Exhibition - Yohji Yamamoto at the V&A Museum 12 March - 10 July 2011


Yellow strapless silk dress and oversized coolie hat covered with draped silk, Yohji Yamamoto, Spring/Summer 1997


This exhibition explores the work of idiosyncratic and ground-breaking designer Yohji Yamamoto. Fabric, he said, 'is everything'. This deep interest in textiles is at the heart of his approach to design.

Yamamoto became internationally renowned in the early eighties for challenging traditional notions of fashion by designing garments that seemed oversized, unfinished, played with ideas of gender or fabrics not normally used in fashionable attire such as felt or neoprene. Other works revealed Yamamoto's unusual pattern cutting, knowledge of fashion history and sense of humour.
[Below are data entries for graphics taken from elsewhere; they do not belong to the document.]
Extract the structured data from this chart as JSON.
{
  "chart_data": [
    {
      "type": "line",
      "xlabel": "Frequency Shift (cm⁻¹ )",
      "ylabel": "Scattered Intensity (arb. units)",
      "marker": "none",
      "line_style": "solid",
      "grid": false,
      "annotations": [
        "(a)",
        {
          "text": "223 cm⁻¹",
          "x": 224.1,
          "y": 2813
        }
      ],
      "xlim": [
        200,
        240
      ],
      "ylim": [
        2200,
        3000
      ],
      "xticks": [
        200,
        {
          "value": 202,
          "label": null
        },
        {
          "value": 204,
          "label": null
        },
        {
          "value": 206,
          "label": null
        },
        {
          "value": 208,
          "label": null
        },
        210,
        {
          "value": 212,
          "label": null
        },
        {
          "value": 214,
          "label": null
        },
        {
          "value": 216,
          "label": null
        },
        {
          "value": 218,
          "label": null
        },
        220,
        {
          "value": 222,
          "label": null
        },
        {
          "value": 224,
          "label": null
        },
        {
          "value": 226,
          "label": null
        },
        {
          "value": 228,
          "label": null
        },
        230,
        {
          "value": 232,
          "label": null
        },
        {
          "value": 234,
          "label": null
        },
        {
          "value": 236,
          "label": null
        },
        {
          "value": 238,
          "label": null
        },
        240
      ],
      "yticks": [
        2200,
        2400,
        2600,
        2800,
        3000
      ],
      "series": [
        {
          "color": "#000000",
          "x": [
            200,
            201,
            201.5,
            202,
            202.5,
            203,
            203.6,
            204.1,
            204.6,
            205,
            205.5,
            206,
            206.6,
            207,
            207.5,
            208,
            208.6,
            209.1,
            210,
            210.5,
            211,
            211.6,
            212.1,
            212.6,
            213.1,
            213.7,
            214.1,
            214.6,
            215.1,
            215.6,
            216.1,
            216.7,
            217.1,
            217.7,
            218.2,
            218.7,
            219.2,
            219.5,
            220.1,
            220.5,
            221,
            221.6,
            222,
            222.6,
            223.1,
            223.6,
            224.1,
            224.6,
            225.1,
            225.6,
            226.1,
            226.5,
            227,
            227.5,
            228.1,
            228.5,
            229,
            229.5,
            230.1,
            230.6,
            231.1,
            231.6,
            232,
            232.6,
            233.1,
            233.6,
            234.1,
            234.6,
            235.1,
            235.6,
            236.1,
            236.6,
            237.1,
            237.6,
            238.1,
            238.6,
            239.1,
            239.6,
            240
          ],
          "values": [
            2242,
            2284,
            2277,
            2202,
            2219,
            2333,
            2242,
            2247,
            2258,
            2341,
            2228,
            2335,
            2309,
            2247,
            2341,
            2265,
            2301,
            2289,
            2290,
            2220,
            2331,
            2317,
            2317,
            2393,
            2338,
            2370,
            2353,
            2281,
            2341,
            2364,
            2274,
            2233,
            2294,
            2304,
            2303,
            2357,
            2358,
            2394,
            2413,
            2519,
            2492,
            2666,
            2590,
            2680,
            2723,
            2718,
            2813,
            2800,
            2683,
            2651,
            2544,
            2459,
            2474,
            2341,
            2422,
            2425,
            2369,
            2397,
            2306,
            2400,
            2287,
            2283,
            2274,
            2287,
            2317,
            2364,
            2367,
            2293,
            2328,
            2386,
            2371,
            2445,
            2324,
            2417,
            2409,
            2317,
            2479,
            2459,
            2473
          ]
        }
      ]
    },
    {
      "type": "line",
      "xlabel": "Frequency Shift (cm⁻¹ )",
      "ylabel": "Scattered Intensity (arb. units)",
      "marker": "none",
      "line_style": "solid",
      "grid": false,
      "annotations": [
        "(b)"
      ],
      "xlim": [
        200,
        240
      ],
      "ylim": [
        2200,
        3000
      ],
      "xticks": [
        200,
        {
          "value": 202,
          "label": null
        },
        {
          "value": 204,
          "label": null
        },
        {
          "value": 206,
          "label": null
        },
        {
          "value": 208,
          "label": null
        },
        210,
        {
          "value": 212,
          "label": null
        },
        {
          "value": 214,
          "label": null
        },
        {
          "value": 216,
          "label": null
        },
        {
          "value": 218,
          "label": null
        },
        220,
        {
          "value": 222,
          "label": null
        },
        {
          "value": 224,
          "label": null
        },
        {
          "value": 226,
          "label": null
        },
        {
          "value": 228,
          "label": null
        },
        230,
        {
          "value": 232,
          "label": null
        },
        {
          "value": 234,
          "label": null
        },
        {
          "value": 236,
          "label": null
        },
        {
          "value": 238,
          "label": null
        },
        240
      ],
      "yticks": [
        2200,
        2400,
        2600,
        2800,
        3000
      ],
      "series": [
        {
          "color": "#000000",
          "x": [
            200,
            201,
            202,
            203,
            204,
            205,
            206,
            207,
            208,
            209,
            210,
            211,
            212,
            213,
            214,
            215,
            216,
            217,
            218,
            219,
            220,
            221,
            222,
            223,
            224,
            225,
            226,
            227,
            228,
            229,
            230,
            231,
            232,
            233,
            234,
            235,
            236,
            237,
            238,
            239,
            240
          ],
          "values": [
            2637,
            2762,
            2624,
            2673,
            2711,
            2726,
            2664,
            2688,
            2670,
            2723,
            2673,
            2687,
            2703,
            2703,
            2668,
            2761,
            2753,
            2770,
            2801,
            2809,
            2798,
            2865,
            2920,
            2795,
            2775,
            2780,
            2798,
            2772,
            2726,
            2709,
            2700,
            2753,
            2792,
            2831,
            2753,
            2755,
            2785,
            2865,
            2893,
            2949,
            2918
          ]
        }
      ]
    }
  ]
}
His work is characterised by a frequent and skilful use of black, a colour which he describes as 'modest and arrogant at the same time'.

This retrospective, experienced through a series of site-specific installations throughout the V&A and beyond, includes Yamamoto's menswear for the first time. The main exhibition space houses over 60 creations and a multi-media timeline which reveals Yamamoto's wider creative output.



Sleeveless white felt dress with large collar, Yohji Yamamoto, Autumn/Winter 1996-7, Juste des Vêtements exhibition, Musée de la Mode et du Textile, Paris, 2005 © Courtesy of Gael Amzalag



Yohji Yamamoto installation in Gallery 38


Yohji Yamamoto installation in Gallery 38


Wapping Project satellites

As part of this exhibition, two further satellite installations are on display across London.


Yohji Making Waves, Wapping Projects, March 2011, photography by Imogen Eveson



Yohji's Women, Inez van Lamsweerde and Vinoodh Matadin for Yohji Yamamoto, Spring/Summer 1999, Wapping Bankside, March 2011


Yohji Yamamoto: The poet of black from Victoria and Albert Museum on Vimeo.


Yohji Yamamoto reflects on his thirty year career in fashion. In this 20-minute film shot in Yamamoto's Tokyo studio, the designer provides a laconic, engaging and sometimes passionate commentary on his career and design values. He considers how his work has evolved since his Paris debut and explains why he designs so differently for men and women, and also provides a withering personal analysis of the current state of the fashion industry.